Much of that was accomplished in 1913 with the passage of the 16th and 17th constitutional amendments along with the passage of the Federal Reserve Act effectively rendering the original document practically irrelevant. However the political class was not yet finished. After his election in 1932 FDR and his cohorts set about establishing democratic socialism, first by confiscating the real wealth of the citizenry, namely gold, and by implementing the New Deal, the cornerstone of which was economic policy based on the radical theories of John M. Keynes.

Keynes convinced our federal officials that the way to prosperity, even in a depression, is to flood the economy with newly created dollars and in essence spend ourselves to prosperity. We've seen how well that works lately. For example, it now currently takes $97 to equal the buying power of a 1913 dollar.

The system works great for the government, especially in repaying their debts.

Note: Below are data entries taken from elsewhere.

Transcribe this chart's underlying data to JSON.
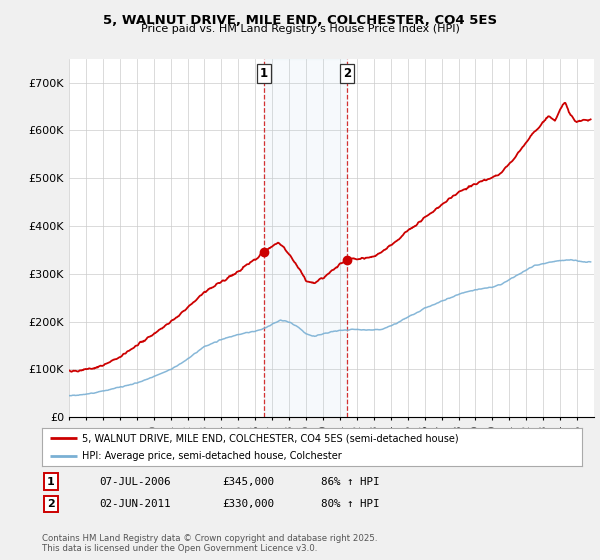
{
  "title": "5, WALNUT DRIVE, MILE END, COLCHESTER, CO4 5ES",
  "subtitle": "Price paid vs. HM Land Registry's House Price Index (HPI)",
  "ylim": [
    0,
    750000
  ],
  "yticks": [
    0,
    100000,
    200000,
    300000,
    400000,
    500000,
    600000,
    700000
  ],
  "ytick_labels": [
    "£0",
    "£100K",
    "£200K",
    "£300K",
    "£400K",
    "£500K",
    "£600K",
    "£700K"
  ],
  "background_color": "#f0f0f0",
  "plot_background": "#ffffff",
  "grid_color": "#cccccc",
  "house_color": "#cc0000",
  "hpi_color": "#7ab0d4",
  "sale1_date": 2006.52,
  "sale1_price": 345000,
  "sale2_date": 2011.42,
  "sale2_price": 330000,
  "legend_house": "5, WALNUT DRIVE, MILE END, COLCHESTER, CO4 5ES (semi-detached house)",
  "legend_hpi": "HPI: Average price, semi-detached house, Colchester",
  "table_row1": [
    "1",
    "07-JUL-2006",
    "£345,000",
    "86% ↑ HPI"
  ],
  "table_row2": [
    "2",
    "02-JUN-2011",
    "£330,000",
    "80% ↑ HPI"
  ],
  "copyright_text": "Contains HM Land Registry data © Crown copyright and database right 2025.\nThis data is licensed under the Open Government Licence v3.0.",
  "xmin": 1995,
  "xmax": 2026
}
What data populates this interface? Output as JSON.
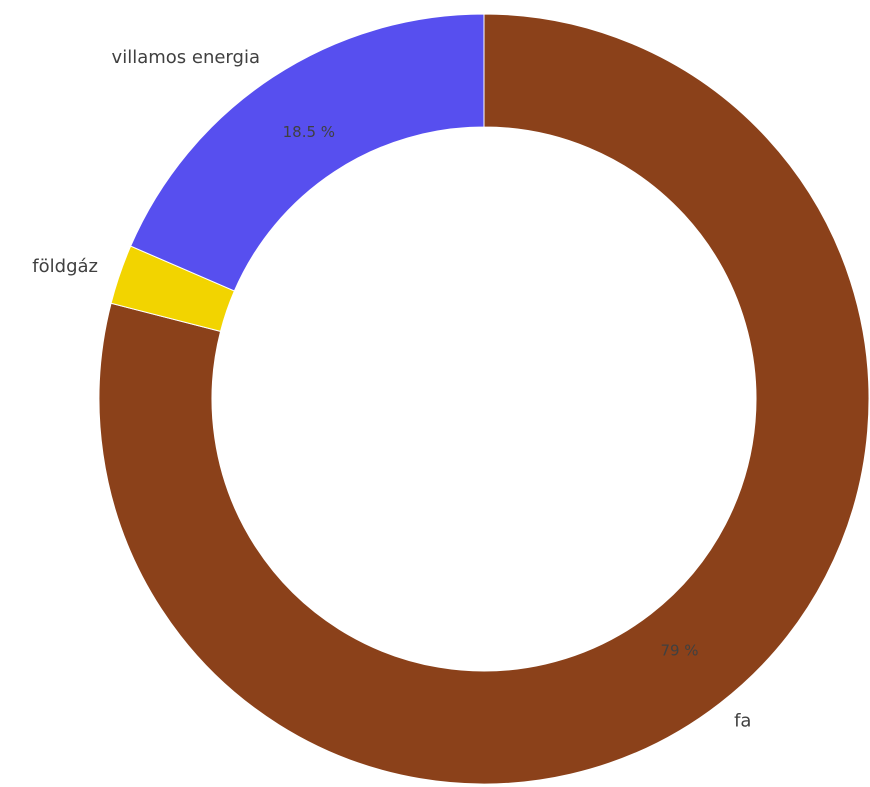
{
  "chart_data": {
    "type": "pie",
    "variant": "donut",
    "slices": [
      {
        "label": "fa",
        "value": 79,
        "value_label": "79 %",
        "color": "#8B411A",
        "show_value_label": true
      },
      {
        "label": "földgáz",
        "value": 2.5,
        "value_label": "",
        "color": "#F2D400",
        "show_value_label": false
      },
      {
        "label": "villamos energia",
        "value": 18.5,
        "value_label": "18.5 %",
        "color": "#574FEF",
        "show_value_label": true
      }
    ],
    "unit": "%",
    "start": "top",
    "direction": "clockwise"
  }
}
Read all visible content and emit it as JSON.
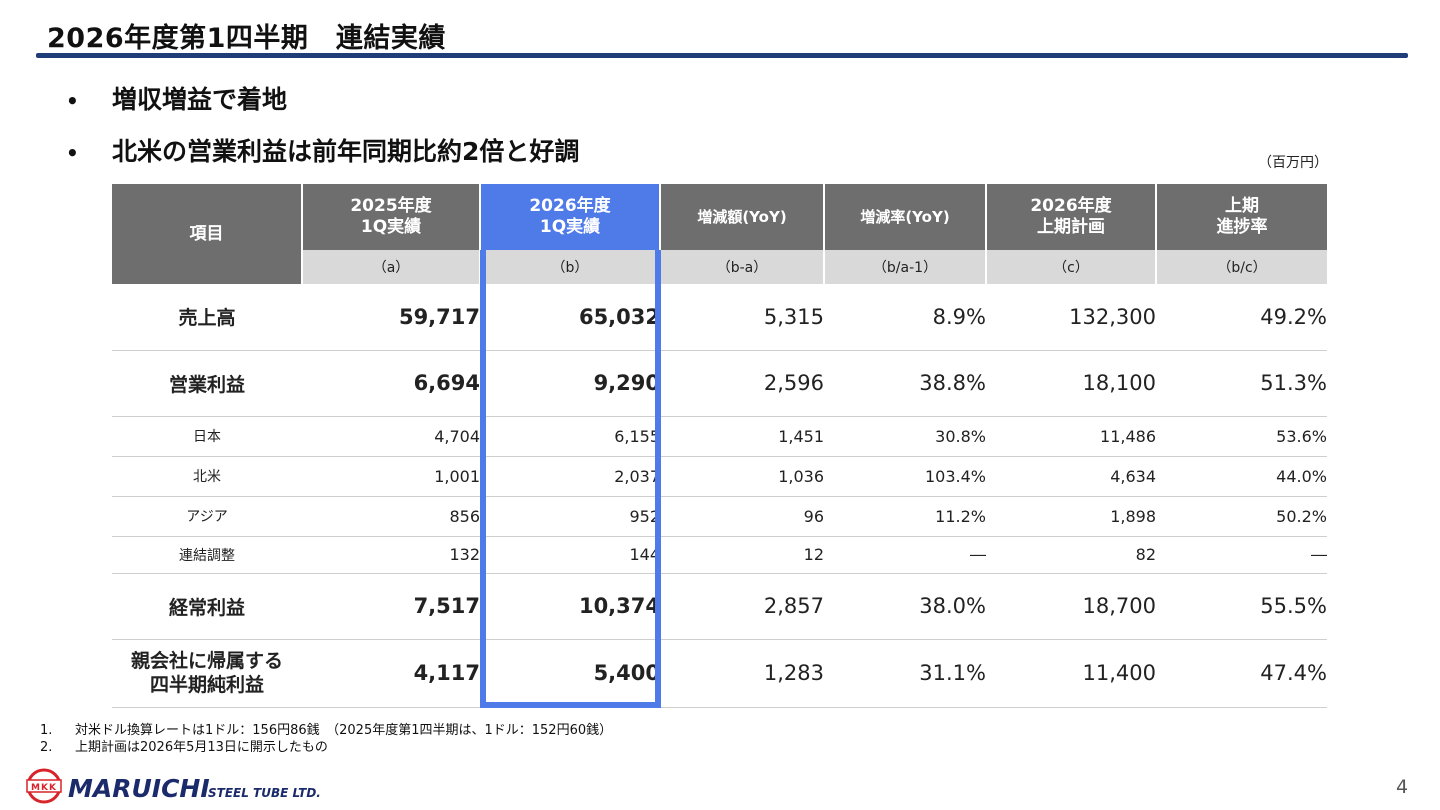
{
  "title": "2026年度第1四半期　連結実績",
  "bullets": [
    "増収増益で着地",
    "北米の営業利益は前年同期比約2倍と好調"
  ],
  "bullet_symbol": "•",
  "unit": "（百万円）",
  "table": {
    "headers": [
      "項目",
      "2025年度\n1Q実績",
      "2026年度\n1Q実績",
      "増減額(YoY)",
      "増減率(YoY)",
      "2026年度\n上期計画",
      "上期\n進捗率"
    ],
    "subheaders": [
      "（a）",
      "（b）",
      "（b-a）",
      "（b/a-1）",
      "（c）",
      "（b/c）"
    ],
    "rows": [
      {
        "label": "売上高",
        "values": [
          "59,717",
          "65,032",
          "5,315",
          "8.9%",
          "132,300",
          "49.2%"
        ]
      },
      {
        "label": "営業利益",
        "values": [
          "6,694",
          "9,290",
          "2,596",
          "38.8%",
          "18,100",
          "51.3%"
        ]
      },
      {
        "label": "日本",
        "values": [
          "4,704",
          "6,155",
          "1,451",
          "30.8%",
          "11,486",
          "53.6%"
        ]
      },
      {
        "label": "北米",
        "values": [
          "1,001",
          "2,037",
          "1,036",
          "103.4%",
          "4,634",
          "44.0%"
        ]
      },
      {
        "label": "アジア",
        "values": [
          "856",
          "952",
          "96",
          "11.2%",
          "1,898",
          "50.2%"
        ]
      },
      {
        "label": "連結調整",
        "values": [
          "132",
          "144",
          "12",
          "―",
          "82",
          "―"
        ]
      },
      {
        "label": "経常利益",
        "values": [
          "7,517",
          "10,374",
          "2,857",
          "38.0%",
          "18,700",
          "55.5%"
        ]
      },
      {
        "label": "親会社に帰属する\n四半期純利益",
        "values": [
          "4,117",
          "5,400",
          "1,283",
          "31.1%",
          "11,400",
          "47.4%"
        ]
      }
    ]
  },
  "notes": [
    {
      "num": "1.",
      "text": "対米ドル換算レートは1ドル：156円86銭　（2025年度第1四半期は、1ドル：152円60銭）"
    },
    {
      "num": "2.",
      "text": "上期計画は2026年5月13日に開示したもの"
    }
  ],
  "logo": {
    "mark": "MKK",
    "name": "MARUICHI",
    "suffix": "STEEL TUBE LTD."
  },
  "page_number": "4",
  "colors": {
    "accent": "#4f7be8",
    "title_rule": "#1f3d78",
    "header_gray": "#6e6e6e",
    "subheader_gray": "#d9d9d9",
    "logo_red": "#d7232a",
    "logo_navy": "#1b2a6b"
  }
}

There is not a revenue problem for our governments, local, state, and federal, only a spending problem.

That spending problem is a problem of us - the electorate who pays taxes via the taxation system and the hidden system, inflation.

Since almost everyone receives some sort of government benefit whether it is an interest investment credit on property or a downright cash subsidy, we are in essence co-dependents to a spending addicted political class.

As any addiction therapist will tell you the addict e.g.: the government, cannot escape his addiction until the co-dependent no longer facilitates (supports) the addict. In plain simple language it's way past time for us the citizenry to cease demanding any sort of largess from our bankrupt government and it's time to remove the parasites from office who have been feeding off our wealth, diminishing though it may be.